In summary the aim with low confidence would be to acknowledge it and accept it. Aim to let ourselves build it up slowly and compassionately and to be aware of not withdrawing.
Be yourself and don’t put too much pressure on yourself
I have watched my sons get out early many times or struggle with their bowling because they are putting too much pressure on themselves. All of us have our way of doing things and it is important to let ourselves be. We don’t have to be Dave Warner ,Steve Smith, or Mitchell Johnson we can actually be ourselves and still do well. Of course there may be things we need to work on. It is important to acknowledge those and make sure we do address them. However any changes we need to work on can be done compassionately and at a pace that is comfortable for our bodies. If we try and push ourselves too hard it won’t help. Rome wasn’t built in a day.
An example of that may be if we need to work on building our run rate. It probably wouldn’t be helpful to expect ourselves to suddenly be able to go out and smash balls around. This would be too much of a change, our bodies may feel too uncomfortable and it could end badly. If instead we said, “ok I will work on the singles or easy shots for my first few overs , then when I am more comfortable I will aim to really hit maybe one bad ball an over.” We could slowly build this up over time. In other words always make change in a way that your body will be able to manage. In the nets or at practice work on everything. However in the games just go a little gently with yourself, it helps in the long run.

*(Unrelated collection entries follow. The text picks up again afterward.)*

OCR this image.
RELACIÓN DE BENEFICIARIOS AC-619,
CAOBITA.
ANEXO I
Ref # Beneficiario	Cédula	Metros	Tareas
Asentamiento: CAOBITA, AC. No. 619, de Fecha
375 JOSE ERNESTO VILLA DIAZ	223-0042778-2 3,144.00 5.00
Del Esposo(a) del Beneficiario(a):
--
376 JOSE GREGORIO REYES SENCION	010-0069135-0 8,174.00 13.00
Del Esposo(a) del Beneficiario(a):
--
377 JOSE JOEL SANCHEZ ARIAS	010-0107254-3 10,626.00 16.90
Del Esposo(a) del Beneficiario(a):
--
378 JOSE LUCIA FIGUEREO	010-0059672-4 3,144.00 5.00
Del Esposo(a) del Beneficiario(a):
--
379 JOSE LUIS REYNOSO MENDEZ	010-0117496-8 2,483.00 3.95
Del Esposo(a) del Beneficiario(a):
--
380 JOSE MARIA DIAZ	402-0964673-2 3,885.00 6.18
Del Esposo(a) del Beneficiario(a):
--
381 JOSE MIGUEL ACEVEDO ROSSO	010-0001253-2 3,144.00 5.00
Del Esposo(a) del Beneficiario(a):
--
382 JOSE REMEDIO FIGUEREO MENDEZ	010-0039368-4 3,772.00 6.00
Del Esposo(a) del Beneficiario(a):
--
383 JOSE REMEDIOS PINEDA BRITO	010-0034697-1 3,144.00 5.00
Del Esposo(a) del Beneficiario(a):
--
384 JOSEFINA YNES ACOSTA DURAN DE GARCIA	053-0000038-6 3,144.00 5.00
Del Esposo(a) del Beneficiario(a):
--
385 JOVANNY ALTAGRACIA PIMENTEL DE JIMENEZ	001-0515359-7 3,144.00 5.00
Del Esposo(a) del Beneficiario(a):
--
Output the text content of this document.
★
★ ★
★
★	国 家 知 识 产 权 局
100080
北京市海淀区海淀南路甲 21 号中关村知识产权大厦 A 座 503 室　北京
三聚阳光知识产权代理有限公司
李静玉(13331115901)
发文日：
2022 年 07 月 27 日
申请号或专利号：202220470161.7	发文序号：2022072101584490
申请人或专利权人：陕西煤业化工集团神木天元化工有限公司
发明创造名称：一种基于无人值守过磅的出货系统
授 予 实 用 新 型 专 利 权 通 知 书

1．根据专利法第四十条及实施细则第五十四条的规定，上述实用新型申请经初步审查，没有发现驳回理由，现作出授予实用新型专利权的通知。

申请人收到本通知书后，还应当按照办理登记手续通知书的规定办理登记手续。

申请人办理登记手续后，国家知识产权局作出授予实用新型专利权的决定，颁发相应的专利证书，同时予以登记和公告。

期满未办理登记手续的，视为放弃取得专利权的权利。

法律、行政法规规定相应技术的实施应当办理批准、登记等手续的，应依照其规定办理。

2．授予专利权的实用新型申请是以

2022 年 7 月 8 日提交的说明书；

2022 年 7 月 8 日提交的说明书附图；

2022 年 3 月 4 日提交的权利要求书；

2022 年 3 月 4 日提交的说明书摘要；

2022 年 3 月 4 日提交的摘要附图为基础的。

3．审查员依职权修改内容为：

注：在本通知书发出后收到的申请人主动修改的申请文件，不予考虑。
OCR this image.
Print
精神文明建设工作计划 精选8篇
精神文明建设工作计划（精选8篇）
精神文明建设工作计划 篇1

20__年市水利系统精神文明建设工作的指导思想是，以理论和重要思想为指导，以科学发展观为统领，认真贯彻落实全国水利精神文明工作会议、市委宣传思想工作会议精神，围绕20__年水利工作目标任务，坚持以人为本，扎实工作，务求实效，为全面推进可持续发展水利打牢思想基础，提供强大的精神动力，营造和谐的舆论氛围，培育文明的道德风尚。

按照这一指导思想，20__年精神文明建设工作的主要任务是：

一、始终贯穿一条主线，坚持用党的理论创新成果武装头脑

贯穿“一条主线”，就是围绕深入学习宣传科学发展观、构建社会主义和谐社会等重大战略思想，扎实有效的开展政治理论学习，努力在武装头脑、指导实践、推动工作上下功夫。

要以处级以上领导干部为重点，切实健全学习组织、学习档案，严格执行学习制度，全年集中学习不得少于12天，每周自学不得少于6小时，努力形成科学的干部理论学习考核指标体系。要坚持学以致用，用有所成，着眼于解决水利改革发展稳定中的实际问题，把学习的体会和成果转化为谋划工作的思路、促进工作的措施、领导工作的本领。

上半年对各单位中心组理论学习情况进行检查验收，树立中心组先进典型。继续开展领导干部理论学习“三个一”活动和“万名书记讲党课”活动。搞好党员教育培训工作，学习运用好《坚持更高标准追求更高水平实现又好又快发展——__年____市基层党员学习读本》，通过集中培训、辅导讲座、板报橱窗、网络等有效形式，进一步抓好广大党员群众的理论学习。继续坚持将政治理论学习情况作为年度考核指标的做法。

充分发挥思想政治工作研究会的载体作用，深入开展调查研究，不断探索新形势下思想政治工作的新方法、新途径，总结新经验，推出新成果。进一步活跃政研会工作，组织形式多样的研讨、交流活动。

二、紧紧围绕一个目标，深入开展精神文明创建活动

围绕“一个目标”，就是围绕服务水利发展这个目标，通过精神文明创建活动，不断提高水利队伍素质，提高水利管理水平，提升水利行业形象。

Let go of attaching too much, to a fixed outcome
Another aspect that helps when we tend to put to much pressure on ourselves, is to let go of any end point and be accepting of all outcomes. If we get promoted to a new team and put ourselves under huge pressure to perform, it doesn’t help. If we get into a new team there is wisdom in saying,” Ok I will just take each ball as it comes. If I stay in this team great, if I don’t I will accept that too.” Over time it will get easier.
Of course we all want to do well. The easiest way to move beyond the pressure we put ourselves under is actually to accept that we want to do well. To quote Eckhart Tolle “whatever we accept we move beyond.” So just accept you would like to perform, this actually enables you to let it go. Then focus on the game, one ball at a time.
Accept everything you cannot change
In cricket, as in life, there will always be things that we can’t change. There is never any point complaining about those things. That is just wasted energy and will not help you focus. All those things like; the condition of the pitch, the scary bowlers, the good batsman, the pressure to score or take wickets, whatever it is, there is nothing you can do about any of those things so just let them be. You may need to adjust your game or be a bit more gentle on yourself if the pitch is terrible, but don’t waste energy complaining about something that is unchangeable. Accept what is, take a breath and focus.
Accept your failures and mistakes
Like the rest of us, you will have failures, make mistakes and have successes, this is life. Failure and mistakes are simply learning opportunities they are never a reason to judge ourselves. When you get home after the game spend 10 minutes meditating and then tune in. Just check ” did I accept my fear, was I being myself and settling in , was I making sure I didn’t withdraw, was I letting go of putting pressure on myself?” If you keep practicing doing this and practice being present it will help you in your sport and it will help you in life also.